At last week’s council meeting, councillors voted to write to Premier Daniel Andrews and Energy and Resources Minister Lily D’Ambrosio with the view to ‘allow direct comparison between the State Electricity Commission Victoria measurements and the current situation’.
Cr Graeme Middlemiss said this information had not been made public since privatisation, giving him “the impression there is something to hide”.
“Certainly the government is moving in the right direction, but it needs to adjust information sought and it needs to be able to address the concerns of the Morwell people,” Cr Middlemiss told The Express.
Ms D’Ambrosio said the government had already taken action, highlighting the legislation the State Government passed in September last year.
“All of the Latrobe Valley coal mines will be required to provide an annual Sustainability Report, which will be publicly available,” Ms D’Ambrosio said in a statement.
“This will include monitoring of ground movement, ground water levels, surface water drainage and other matters that could potentially impact on public safety, infrastructure or the environment.”

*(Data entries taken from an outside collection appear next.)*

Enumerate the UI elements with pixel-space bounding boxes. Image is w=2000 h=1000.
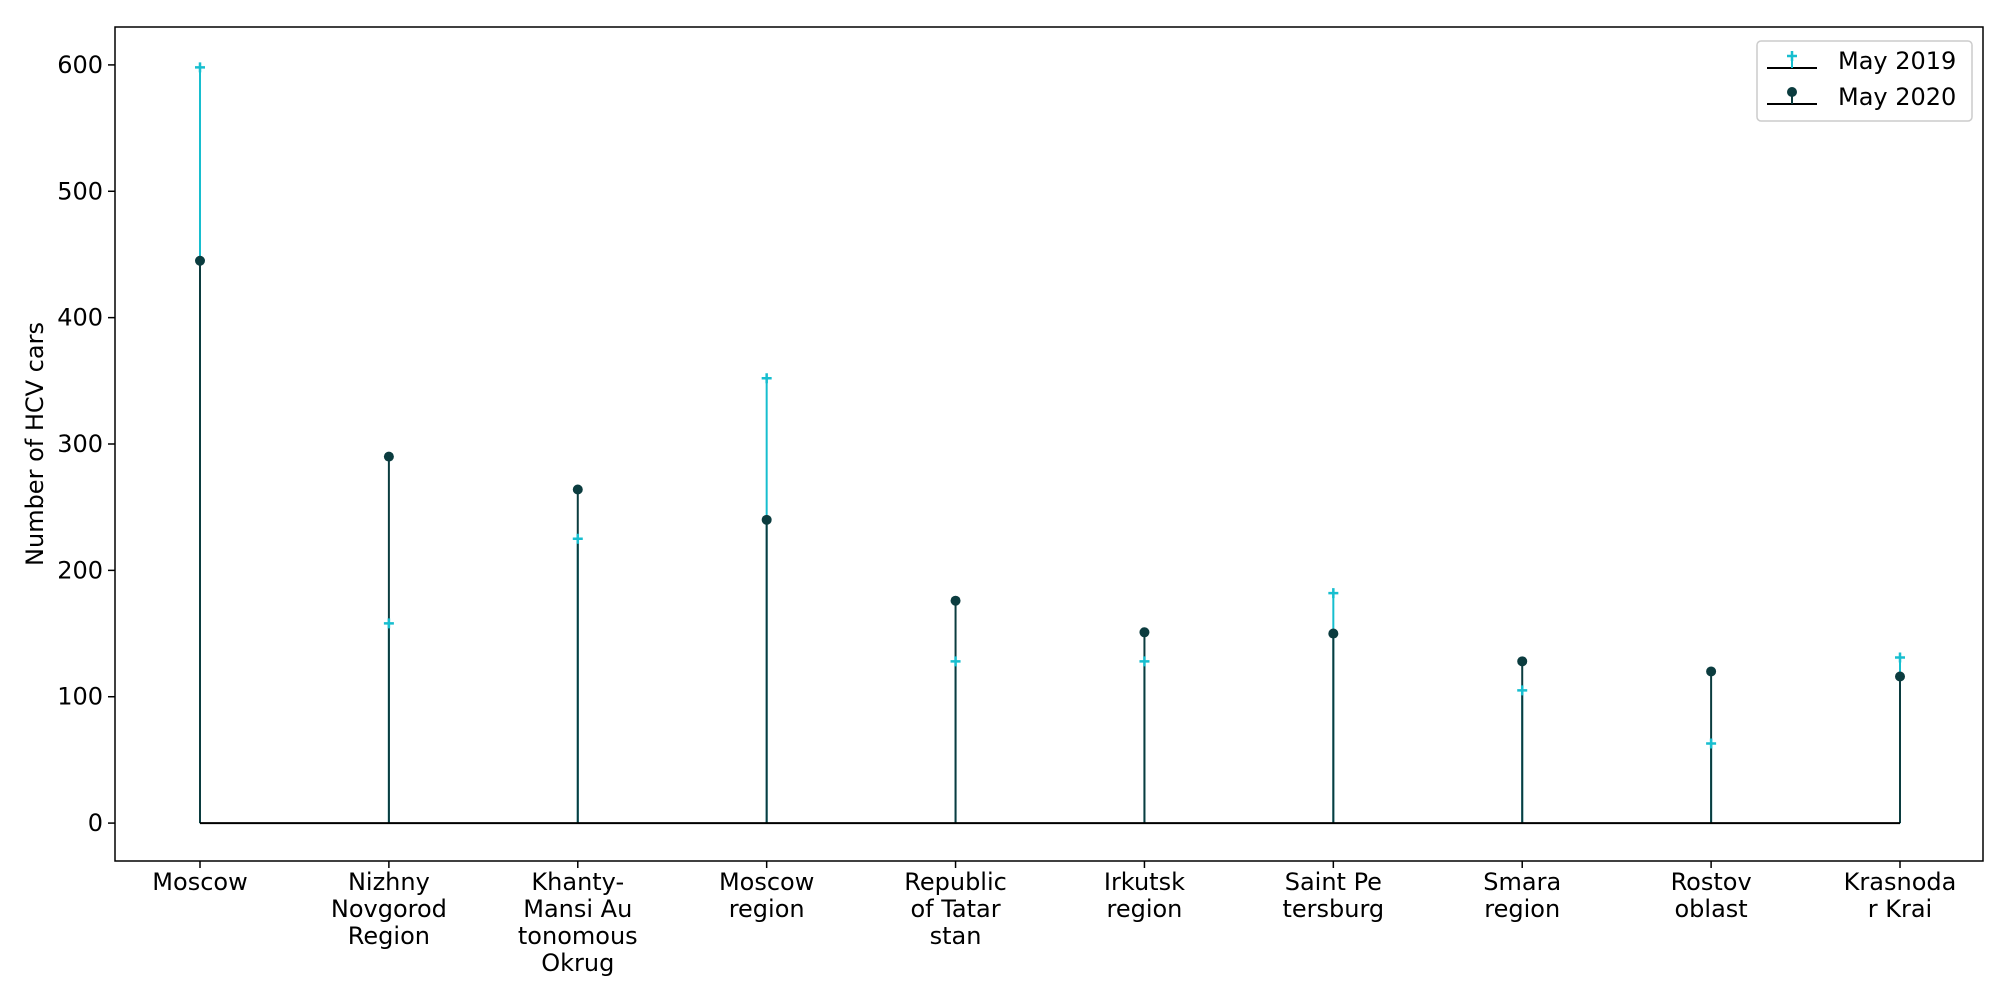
x-tick-label: Mansi Au <box>523 895 632 923</box>
x-tick-label: r Krai <box>1868 895 1932 923</box>
y-tick-label: 0 <box>88 809 103 837</box>
marker-2020-3 <box>761 514 772 525</box>
marker-2019-0 <box>195 62 205 73</box>
marker-2020-7 <box>1517 656 1528 667</box>
marker-2020-8 <box>1706 666 1717 677</box>
marker-2020-2 <box>572 484 583 495</box>
marker-2020-0 <box>195 255 205 266</box>
x-tick-label: Republic <box>904 868 1007 896</box>
marker-2019-7 <box>1517 685 1528 696</box>
y-tick-label: 100 <box>57 683 103 711</box>
y-tick-label: 200 <box>57 556 103 584</box>
x-tick-label: Moscow <box>719 868 814 896</box>
marker-2020-5 <box>1139 627 1150 638</box>
marker-2020-6 <box>1328 628 1339 639</box>
x-tick-label: tersburg <box>1282 895 1384 923</box>
marker-2019-3 <box>761 373 772 384</box>
plot-frame <box>114 26 1984 862</box>
x-tick-label: Moscow <box>152 868 247 896</box>
x-tick-label: Khanty- <box>531 868 624 896</box>
marker-2019-8 <box>1706 738 1717 749</box>
x-tick-label: Okrug <box>541 949 614 977</box>
x-tick-label: of Tatar <box>910 895 1000 923</box>
x-tick-label: oblast <box>1675 895 1748 923</box>
y-tick-label: 500 <box>57 177 103 205</box>
plot-area <box>195 62 1905 825</box>
x-tick-label: Krasnoda <box>1844 868 1957 896</box>
marker-2020-1 <box>383 451 394 462</box>
legend-label: May 2019 <box>1838 47 1956 75</box>
marker-2020-9 <box>1895 671 1905 682</box>
x-tick-label: Irkutsk <box>1104 868 1185 896</box>
x-tick-label: Saint Pe <box>1285 868 1382 896</box>
y-tick-label: 300 <box>57 430 103 458</box>
x-tick-label: Nizhny <box>348 868 430 896</box>
legend: May 2019 May 2020 <box>1756 40 1973 122</box>
y-tick-label: 600 <box>57 51 103 79</box>
y-axis-label: Number of HCV cars <box>21 322 49 566</box>
x-tick-label: tonomous <box>518 922 638 950</box>
marker-2019-6 <box>1328 588 1339 599</box>
marker-2019-2 <box>572 533 583 544</box>
marker-2019-9 <box>1895 652 1905 663</box>
legend-marker-1 <box>1787 87 1797 97</box>
legend-label: May 2020 <box>1838 83 1956 111</box>
marker-2019-4 <box>950 656 961 667</box>
x-tick-label: region <box>1484 895 1560 923</box>
x-tick-label: Novgorod <box>331 895 447 923</box>
x-tick-label: Region <box>348 922 430 950</box>
x-tick-label: stan <box>930 922 982 950</box>
x-tick-label: Rostov <box>1671 868 1752 896</box>
legend-box <box>1756 40 1973 122</box>
marker-2019-5 <box>1139 656 1150 667</box>
x-tick-label: Smara <box>1483 868 1561 896</box>
x-tick-label: region <box>1106 895 1182 923</box>
x-tick-label: region <box>729 895 805 923</box>
marker-2020-4 <box>950 595 961 606</box>
y-axis: 0 100 200 300 400 500 600 <box>57 51 115 837</box>
y-tick-label: 400 <box>57 304 103 332</box>
legend-marker-0 <box>1787 51 1797 61</box>
marker-2019-1 <box>383 618 394 629</box>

But Cr Middlemiss doubts any new data would be comparable with the original measurements, which were recorded and reported during the days of the SECV.

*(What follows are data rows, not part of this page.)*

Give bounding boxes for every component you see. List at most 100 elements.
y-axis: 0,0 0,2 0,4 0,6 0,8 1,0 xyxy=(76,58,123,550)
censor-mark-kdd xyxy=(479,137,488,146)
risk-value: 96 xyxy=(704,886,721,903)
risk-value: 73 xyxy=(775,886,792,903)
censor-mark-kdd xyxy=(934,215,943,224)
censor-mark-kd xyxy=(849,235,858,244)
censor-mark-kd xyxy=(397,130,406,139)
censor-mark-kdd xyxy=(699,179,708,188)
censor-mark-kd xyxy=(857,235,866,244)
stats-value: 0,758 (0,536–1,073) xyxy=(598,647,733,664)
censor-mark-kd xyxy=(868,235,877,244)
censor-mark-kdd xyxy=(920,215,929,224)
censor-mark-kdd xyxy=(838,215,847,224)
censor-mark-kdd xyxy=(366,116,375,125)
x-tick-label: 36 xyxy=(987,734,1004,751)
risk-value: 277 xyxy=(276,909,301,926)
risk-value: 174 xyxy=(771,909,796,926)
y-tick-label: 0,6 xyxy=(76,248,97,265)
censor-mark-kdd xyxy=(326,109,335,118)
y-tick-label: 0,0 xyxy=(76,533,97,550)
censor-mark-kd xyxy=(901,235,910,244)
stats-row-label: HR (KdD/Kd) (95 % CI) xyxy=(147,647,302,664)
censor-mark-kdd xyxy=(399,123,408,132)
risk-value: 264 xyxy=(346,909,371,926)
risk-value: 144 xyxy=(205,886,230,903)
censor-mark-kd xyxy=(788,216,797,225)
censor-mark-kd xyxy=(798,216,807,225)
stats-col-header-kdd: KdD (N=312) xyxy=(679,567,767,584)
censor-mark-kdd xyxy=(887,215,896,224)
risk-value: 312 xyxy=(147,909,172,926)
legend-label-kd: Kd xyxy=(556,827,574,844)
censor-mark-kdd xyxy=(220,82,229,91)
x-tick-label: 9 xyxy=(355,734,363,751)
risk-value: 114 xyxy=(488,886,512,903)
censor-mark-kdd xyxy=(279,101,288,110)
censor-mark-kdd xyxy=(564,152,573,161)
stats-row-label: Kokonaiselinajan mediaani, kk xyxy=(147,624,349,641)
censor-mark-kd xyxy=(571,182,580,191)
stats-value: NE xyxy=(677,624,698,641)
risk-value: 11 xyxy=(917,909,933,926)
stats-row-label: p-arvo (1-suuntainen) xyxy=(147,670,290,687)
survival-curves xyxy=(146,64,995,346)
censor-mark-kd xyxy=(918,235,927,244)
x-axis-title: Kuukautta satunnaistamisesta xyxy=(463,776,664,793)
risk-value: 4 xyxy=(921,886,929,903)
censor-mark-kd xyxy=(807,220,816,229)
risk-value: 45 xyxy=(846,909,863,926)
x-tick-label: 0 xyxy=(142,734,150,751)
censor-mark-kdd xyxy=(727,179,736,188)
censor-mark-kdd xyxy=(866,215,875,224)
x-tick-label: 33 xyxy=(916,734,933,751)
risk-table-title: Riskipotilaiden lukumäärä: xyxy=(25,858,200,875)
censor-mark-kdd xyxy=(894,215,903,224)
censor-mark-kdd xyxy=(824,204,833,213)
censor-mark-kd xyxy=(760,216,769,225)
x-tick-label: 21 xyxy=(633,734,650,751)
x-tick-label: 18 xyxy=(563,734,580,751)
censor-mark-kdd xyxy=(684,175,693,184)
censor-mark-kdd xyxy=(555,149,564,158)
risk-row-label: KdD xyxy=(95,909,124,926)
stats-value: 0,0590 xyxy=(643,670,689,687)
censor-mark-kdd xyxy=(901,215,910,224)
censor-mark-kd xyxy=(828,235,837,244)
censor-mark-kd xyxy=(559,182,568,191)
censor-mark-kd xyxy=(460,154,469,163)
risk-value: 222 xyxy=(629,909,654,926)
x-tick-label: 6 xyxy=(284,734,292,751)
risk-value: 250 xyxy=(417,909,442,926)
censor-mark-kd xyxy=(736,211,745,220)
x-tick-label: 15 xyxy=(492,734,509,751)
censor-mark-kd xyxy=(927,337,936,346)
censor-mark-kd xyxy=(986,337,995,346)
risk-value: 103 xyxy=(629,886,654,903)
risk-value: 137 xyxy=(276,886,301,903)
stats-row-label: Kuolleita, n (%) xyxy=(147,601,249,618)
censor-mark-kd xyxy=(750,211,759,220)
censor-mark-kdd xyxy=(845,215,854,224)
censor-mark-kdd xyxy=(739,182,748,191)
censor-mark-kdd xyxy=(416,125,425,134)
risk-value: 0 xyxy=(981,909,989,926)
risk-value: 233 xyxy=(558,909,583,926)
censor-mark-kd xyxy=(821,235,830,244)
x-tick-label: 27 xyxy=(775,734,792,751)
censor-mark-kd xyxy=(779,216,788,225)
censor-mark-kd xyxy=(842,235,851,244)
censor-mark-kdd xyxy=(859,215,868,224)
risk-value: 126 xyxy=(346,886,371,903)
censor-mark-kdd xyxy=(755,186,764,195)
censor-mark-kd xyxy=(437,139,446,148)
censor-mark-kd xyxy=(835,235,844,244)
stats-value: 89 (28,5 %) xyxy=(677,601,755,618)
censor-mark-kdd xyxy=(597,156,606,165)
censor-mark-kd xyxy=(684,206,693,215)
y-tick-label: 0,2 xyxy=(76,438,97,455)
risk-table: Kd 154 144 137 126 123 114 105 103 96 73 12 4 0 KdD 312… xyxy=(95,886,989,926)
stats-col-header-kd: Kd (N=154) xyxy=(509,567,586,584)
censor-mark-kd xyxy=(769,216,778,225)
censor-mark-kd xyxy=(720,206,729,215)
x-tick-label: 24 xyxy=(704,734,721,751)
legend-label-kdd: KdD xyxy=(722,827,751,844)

He said survey points along Morwell’s Wallace Street should again be used during any analysis, to ensure direct comparisons could be made.
“I think what it would do is either allay community concerns or provide the basis of claims for compensation,” Cr Middlemiss said.
“It all depends on the results published. We’re not looking for the future, we are looking for past data.”
Morwell resident Mike Kitwood, who has lived in Wallace Street for 36 years, said he noticed minor ground movement on the odd occasion, but it had become more obvious in the past two years.
He said he would be happy to look at any relevant data to see what was causing the movement, but acknowledged drought could be a factor.
Further down Wallace Street, Norah Beamish’ doors continue to drop despite the frame sitting on concrete; something she assumes is due to earth movement.
She does not think the Morwell street is unique compared with other areas of the state, also suggesting drought could be a potential factor of ground movement.
Resident Laurie Pulbrook said the ground had always moved and he noticed new cracks in the wall appearing every now and then.
Cr Middlemiss said he stood by his request the State Government take immediate action and release all available data, to put the debate to bed.
The state’s mining regulator is now consulting with community, industry and environmental groups about the new reporting requirements.
The annual reporting period will take in the 12 months up until 30 June, after which the mine owners will have three months to compile the data and produce a report.